Open antidipyramid opened 1 month ago
Deleting the offending bills and re-scraping fixed the issue.
This has come up again with another restricted bill with an identifier of 2024-1033
:
raise DataImportError(
pupa.exceptions.DataImportError: duplicate key value violates unique constraint "councilmatic_core_bill_slug_ecb9ca6b_uniq"
DETAIL: Key (slug)=(2024-1033) already exists.
while importing {'identifier': '2024-1033', 'title': 'Restricted View', 'classification': ['bill'], 'subject': [], 'extras': {'restrict_view': True, 'plain_text': '', 'rtf_text': ''}, 'legislative_session_id': UUID('d5353c5e-efed-43b7-9c08-54751ed323a8'), 'from_organization_id': 'ocd-organization/f659e65f-0e12-46f2-9610-c3f1456540a2'} as <class 'opencivicdata.legislative.models.bill.Bill'>; 2002774)
There's already a bill with the same identifier in the database.
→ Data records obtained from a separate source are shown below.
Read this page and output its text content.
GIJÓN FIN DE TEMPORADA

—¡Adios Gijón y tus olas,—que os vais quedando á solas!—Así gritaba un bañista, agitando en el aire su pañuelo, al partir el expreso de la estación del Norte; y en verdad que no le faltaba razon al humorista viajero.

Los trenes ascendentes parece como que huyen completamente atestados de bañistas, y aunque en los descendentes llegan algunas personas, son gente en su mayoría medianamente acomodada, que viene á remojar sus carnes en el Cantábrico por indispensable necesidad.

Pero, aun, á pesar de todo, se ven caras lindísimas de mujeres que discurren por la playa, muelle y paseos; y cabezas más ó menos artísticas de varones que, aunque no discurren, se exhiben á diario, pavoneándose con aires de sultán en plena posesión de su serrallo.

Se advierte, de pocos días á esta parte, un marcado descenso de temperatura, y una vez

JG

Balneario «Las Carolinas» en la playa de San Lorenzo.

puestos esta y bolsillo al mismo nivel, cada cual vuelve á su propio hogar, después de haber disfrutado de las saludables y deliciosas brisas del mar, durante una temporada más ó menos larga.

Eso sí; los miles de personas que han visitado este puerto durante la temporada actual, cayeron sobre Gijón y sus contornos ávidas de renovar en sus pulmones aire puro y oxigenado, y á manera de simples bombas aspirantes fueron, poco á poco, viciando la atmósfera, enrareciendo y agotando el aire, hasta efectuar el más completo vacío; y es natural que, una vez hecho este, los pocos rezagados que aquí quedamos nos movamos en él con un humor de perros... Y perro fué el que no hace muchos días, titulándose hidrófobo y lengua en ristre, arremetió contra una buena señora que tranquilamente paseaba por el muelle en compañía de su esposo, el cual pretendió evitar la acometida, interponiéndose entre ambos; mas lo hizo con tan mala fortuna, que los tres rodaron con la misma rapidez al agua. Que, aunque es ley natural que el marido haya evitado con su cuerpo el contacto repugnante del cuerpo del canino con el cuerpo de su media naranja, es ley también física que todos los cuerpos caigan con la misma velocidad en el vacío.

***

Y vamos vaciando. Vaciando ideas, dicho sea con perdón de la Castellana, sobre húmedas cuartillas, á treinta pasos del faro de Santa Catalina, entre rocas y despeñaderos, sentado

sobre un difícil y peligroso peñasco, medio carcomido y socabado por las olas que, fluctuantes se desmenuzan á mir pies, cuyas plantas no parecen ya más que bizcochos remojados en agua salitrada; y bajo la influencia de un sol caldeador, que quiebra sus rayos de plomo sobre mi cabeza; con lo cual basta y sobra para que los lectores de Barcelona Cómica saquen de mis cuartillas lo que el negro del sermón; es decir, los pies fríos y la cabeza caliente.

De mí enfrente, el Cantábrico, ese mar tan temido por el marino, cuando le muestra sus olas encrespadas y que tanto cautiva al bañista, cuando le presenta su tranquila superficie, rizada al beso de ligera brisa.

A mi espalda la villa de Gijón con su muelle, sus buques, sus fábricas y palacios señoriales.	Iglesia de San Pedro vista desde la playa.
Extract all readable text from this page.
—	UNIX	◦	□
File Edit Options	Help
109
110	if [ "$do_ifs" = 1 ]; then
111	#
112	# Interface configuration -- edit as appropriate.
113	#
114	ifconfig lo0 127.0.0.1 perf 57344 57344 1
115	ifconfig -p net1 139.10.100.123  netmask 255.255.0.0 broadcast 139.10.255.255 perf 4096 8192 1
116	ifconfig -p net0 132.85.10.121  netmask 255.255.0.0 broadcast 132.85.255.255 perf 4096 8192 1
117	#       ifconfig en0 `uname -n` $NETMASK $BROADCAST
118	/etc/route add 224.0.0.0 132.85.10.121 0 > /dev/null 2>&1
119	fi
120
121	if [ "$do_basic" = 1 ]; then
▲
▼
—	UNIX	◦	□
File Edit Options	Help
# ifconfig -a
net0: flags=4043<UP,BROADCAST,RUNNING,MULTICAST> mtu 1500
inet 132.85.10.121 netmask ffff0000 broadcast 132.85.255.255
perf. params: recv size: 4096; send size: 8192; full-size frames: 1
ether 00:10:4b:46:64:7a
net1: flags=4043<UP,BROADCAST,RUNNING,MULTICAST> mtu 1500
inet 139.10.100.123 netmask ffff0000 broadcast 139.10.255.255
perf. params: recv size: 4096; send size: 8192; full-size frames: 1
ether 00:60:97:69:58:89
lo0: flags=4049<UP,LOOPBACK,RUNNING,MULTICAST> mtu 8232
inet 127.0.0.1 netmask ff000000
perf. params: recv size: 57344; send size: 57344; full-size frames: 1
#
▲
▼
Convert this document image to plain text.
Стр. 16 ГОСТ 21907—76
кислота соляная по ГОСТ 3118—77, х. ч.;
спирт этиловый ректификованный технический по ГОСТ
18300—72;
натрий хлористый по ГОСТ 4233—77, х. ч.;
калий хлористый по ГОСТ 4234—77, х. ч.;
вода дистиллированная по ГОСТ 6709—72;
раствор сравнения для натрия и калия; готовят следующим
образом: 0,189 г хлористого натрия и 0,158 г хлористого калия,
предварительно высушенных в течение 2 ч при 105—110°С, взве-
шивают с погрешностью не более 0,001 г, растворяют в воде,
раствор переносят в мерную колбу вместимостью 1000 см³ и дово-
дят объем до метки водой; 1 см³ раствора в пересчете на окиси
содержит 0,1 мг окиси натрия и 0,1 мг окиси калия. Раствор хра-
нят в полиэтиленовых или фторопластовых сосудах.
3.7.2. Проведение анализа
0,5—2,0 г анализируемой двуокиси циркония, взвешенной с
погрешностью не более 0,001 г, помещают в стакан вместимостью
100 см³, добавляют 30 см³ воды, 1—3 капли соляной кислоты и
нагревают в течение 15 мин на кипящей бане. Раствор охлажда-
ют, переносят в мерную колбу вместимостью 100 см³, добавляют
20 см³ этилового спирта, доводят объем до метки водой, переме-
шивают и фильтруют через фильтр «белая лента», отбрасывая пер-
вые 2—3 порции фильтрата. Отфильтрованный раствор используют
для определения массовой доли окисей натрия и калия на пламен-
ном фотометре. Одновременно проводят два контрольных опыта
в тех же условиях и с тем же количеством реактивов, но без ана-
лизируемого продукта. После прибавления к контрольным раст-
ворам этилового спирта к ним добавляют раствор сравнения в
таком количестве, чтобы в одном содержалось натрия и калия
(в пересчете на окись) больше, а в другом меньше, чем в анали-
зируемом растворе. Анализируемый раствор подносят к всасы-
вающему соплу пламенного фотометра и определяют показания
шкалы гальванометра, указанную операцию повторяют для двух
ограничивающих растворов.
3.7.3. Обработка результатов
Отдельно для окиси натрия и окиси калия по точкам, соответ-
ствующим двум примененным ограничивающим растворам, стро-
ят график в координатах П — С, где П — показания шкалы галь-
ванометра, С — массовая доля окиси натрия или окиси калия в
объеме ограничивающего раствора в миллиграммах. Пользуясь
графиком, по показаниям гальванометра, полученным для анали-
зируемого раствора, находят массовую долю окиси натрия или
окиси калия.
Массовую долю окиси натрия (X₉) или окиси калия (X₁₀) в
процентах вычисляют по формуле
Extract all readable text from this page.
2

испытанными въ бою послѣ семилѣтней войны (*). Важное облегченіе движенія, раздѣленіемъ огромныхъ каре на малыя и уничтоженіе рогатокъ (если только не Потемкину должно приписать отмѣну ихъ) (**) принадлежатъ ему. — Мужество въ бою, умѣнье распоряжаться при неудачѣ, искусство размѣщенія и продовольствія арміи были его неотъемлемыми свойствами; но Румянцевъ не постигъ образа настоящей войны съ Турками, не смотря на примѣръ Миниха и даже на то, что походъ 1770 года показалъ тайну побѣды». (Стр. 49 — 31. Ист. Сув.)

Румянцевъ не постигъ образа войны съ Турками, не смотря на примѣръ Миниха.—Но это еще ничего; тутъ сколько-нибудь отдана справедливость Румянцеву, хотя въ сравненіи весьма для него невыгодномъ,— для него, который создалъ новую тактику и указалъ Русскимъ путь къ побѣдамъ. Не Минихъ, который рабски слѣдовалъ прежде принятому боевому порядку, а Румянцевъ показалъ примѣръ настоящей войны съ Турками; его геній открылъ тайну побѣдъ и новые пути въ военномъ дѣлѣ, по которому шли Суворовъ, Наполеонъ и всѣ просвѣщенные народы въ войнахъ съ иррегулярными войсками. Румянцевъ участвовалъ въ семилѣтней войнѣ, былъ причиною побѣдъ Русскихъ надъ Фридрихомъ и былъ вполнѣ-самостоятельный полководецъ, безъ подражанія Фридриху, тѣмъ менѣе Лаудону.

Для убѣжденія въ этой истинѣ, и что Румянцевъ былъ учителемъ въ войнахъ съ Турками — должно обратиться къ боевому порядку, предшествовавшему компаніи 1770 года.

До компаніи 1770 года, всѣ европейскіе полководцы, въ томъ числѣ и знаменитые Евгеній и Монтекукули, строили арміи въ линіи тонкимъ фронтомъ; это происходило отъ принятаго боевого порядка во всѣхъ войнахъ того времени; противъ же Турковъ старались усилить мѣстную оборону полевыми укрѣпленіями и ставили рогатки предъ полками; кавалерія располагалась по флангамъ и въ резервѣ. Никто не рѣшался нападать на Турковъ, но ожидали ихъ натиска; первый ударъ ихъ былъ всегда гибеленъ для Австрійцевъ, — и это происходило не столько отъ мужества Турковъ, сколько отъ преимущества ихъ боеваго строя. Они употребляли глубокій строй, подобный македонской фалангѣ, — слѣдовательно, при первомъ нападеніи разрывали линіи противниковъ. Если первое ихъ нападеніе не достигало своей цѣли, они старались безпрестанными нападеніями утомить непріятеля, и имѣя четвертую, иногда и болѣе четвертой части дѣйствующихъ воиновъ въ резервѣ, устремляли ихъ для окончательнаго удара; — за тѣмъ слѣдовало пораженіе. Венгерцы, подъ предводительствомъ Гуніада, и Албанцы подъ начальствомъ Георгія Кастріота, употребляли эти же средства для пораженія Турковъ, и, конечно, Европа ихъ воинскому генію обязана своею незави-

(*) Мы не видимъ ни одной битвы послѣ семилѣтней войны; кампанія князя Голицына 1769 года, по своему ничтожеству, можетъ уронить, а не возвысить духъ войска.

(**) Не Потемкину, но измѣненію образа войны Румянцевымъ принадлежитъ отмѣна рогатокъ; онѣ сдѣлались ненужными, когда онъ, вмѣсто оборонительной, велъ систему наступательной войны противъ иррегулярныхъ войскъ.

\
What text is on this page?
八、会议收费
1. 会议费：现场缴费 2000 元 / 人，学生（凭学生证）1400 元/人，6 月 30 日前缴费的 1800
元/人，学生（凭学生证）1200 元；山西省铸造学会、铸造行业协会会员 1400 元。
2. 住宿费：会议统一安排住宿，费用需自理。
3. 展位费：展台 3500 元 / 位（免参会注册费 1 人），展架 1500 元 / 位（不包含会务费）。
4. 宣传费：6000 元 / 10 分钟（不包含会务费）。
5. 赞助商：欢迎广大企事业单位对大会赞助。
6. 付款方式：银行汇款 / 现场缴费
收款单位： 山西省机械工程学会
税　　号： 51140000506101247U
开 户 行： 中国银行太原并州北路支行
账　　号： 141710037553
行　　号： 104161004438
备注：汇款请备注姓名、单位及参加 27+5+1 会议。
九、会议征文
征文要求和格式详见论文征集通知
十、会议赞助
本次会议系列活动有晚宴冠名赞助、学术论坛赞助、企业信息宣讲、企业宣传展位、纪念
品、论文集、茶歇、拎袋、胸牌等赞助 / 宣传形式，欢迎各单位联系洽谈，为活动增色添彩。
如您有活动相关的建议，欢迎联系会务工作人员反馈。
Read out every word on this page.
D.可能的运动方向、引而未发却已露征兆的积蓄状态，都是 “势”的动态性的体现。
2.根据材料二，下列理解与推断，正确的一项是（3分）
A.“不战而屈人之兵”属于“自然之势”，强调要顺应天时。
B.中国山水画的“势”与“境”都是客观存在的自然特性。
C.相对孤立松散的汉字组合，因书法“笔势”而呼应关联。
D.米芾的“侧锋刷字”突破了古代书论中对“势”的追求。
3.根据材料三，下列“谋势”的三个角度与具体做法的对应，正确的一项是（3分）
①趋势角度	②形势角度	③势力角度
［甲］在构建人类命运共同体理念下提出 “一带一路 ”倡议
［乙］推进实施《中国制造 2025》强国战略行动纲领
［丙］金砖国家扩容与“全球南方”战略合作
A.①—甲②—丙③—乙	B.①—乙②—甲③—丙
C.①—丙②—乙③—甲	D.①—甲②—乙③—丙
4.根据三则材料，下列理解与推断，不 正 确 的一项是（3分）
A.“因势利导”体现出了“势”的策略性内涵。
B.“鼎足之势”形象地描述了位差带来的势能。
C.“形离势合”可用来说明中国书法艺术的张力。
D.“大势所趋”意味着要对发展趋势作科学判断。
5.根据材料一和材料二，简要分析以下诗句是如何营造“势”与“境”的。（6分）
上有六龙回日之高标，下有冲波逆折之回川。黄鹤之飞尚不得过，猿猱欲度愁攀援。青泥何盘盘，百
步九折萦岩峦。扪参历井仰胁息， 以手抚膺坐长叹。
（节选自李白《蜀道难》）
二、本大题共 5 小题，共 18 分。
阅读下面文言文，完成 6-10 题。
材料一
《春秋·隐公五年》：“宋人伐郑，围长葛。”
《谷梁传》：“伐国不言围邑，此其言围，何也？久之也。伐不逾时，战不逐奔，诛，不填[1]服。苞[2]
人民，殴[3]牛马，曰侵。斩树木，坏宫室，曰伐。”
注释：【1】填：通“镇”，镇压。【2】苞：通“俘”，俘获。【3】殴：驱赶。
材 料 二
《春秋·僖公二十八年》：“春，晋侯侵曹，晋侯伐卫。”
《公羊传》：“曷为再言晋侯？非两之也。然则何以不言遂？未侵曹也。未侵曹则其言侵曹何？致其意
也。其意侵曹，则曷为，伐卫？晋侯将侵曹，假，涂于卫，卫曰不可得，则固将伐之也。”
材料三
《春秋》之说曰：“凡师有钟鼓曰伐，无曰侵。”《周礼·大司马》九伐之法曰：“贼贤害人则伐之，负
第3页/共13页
One difference between the it and the scraped bill seems to be the legislative_session_id
-- the one in the database has a legislative_session_id
of UUID('997eda68-3c01-4378-adeb-2a009842a7b4')
.
The from_organization_id
s are identical. Pupa uses these two attributes along with the bill's identifier to check if it needs to create a new object or update an existing one.
Since Pupa thinks it's scraping a new bill, it tries to create it but the identifier/slug clashes with the existing bill's, raising the import error.
To your knowledge, has this come up in the past, @hancush? It seems like the common thread is that all of these bills were at one time restricted.
@antidipyramid The conflict in legislative session is definitely to blame here. Does how we determine legislative session vary between private and public bills?
It looks like we pass the matter's intro date to self.session – can that change? https://github.com/Metro-Records/scrapers-lametro/blob/b44bebba1ee10303769493fbd19dfb543f2cbbc4/lametro/bills.py#L210
@hancush One way of dealing with this is to simply remove the legislative session from object spec during import
Bill
slugs (i.e. identifiers) already must be unique so this would allow the importer to match to the existing object and update its session.
Could work, @antidipyramid! I do want to understand why this is happening now, though.
@xmedr, if you have a chance in the next two weeks, it might be a good idea to take a look at the most recent scraper updates to see if those have anything to do with this behavior re: restricted bills. I don't see an obvious link but it'd be nice to get a second opinion.
I searched for similar errors in past issues across multiple repos and didn't see anything that looked like this.
Board reports 2024-0556 and 2024-0549 were both restricted bills that raised DataImportErrors during scraping (both when restricted and not).